En attendant mieux, M. d’Ormesson n’avait qu’à observer ce qui se passait autour de lui. Bientôt il était frappé par ce qu’il appelait la triple tendance du gouvernement impérial. En première ligne, c’était celle de l’Empereur, laquelle témoignait d’un mécontentement marqué, résultat de la tournure qu’avait prise la politique intérieure de la France. L’autre tendance était celle de ses conseillers, Giers entre autres. Ils souhaitaient l’apaisement et les bonnes relations avec la France aussi bien qu’avec l’Allemagne. Il y avait enfin celle d’une fraction considérable de la nation dont la presse, obligée à la soumission quant aux questions intérieures, mais beaucoup plus libre pour discuter la politique étrangère, se faisait l’interprète.

Dans ces milieux, l’arrivée du général Boulanger au ministère de la Guerre était considérée comme la preuve que la France songeait à une prochaine revanche et on le constatait avec une évidente satisfaction en multipliant des encouragements et des avances. Si les événements se compliquaient en Orient et si quelque incident surgissait du côté de la Bulgarie, suscitant de nouvelles difficultés avec l’Allemagne, la raison d’État l’emporterait dans les dispositions de l’Empereur : le besoin d’un rapprochement avec la France se ferait sentir et ce rapprochement se manifesterait par une reprise des relations diplomatiques nouvelles. Du reste, il n’était pas impossible qu’en dehors même de cette éventualité, les conseillers de l’Empereur l’amenassent doucement au même résultat ; mais, pour le moment, toute invitation, toute ouverture serait prématurée, sans chance de réussir, et préjudiciable aux intérêts de la République.
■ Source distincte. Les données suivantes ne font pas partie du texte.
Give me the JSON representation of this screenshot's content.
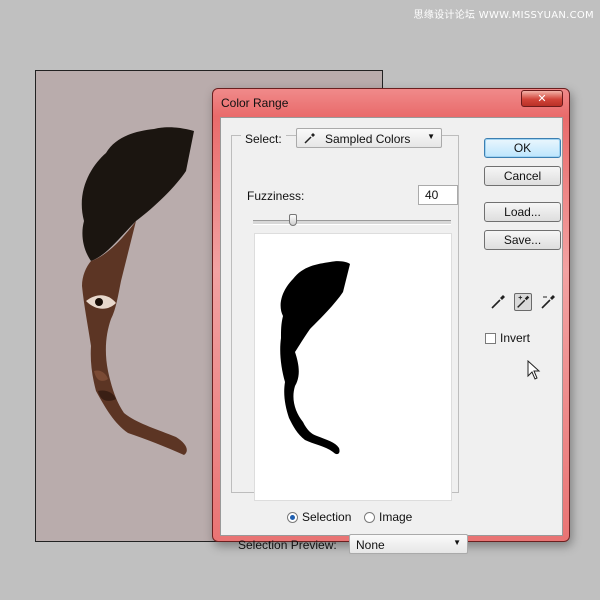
{
  "watermark": "思缘设计论坛 WWW.MISSYUAN.COM",
  "dialog": {
    "title": "Color Range",
    "close_icon": "close-icon"
  },
  "select": {
    "label": "Select:",
    "value": "Sampled Colors",
    "icon": "eyedropper-icon"
  },
  "fuzziness": {
    "label": "Fuzziness:",
    "value": "40",
    "slider_fraction": 0.2
  },
  "view_mode": {
    "selection_label": "Selection",
    "image_label": "Image",
    "selected": "Selection"
  },
  "selection_preview": {
    "label": "Selection Preview:",
    "value": "None"
  },
  "buttons": {
    "ok": "OK",
    "cancel": "Cancel",
    "load": "Load...",
    "save": "Save..."
  },
  "eyedroppers": [
    "eyedropper-icon",
    "eyedropper-plus-icon",
    "eyedropper-minus-icon"
  ],
  "invert": {
    "label": "Invert",
    "checked": false
  },
  "colors": {
    "title_bar": "#e96b6b",
    "canvas_bg": "#b9acac",
    "ok_button": "#bde6fd"
  }
}
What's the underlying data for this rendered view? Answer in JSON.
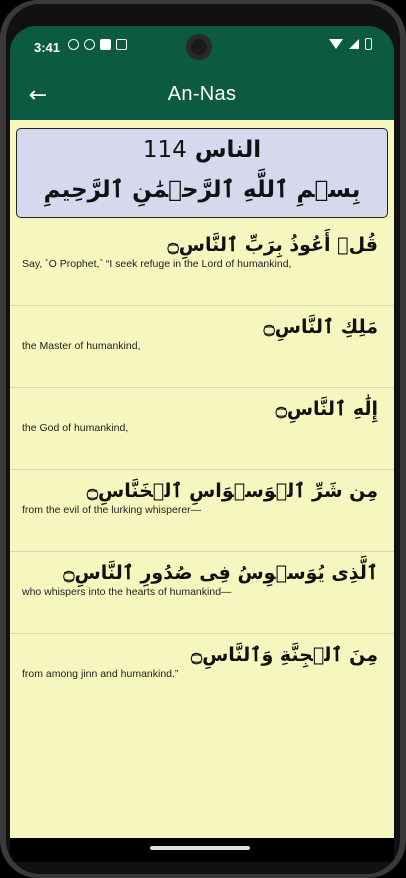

Telles étaient, au commencement d’août, les prévisions du comte d’Ormesson ; un mois plus tard, divers incidents venaient lui prouver qu’elles étaient fondées. Il apprenait à l’improviste que de Giers, appelé d’urgence à Péterhof, y avait été retenu par l’Empereur durant toute une journée. Etant lui-même à la veille de repartir pour aller assister à de grandes manœuvre s dans les environs de Brest-Litowsk, le souverain avait donné l’ordre à son ministre de l’y rejoindre sans délai. Giers n’avait donc pu s’entretenir que durant quelques minutes avec le chargé d’affaires de France, mais en réponse à ses questions il avait témoigné de ses bonnes dispositions et avoué spontanément que le rétablissement des relations diplomatiques sur l’ancien pied ne se ferait plus longtemps attendre. Il avait même invité l’ambassadeur Mohrenheim, qui faisait alors une saison d’eaux en Allemagne, à venir conférer avec lui, sa cure terminée. Bientôt après, Mohrenheim arrivait à Saint-Pétersbourg, très désireux de rentrer à Paris et de mettre un terme à une situation personnelle peu régulière, et résolu par conséquent à seconder avec énergie les efforts de M. de Giers. Il était maintenant évident que le dénouement attendu ne se ferait plus longtemps attendre.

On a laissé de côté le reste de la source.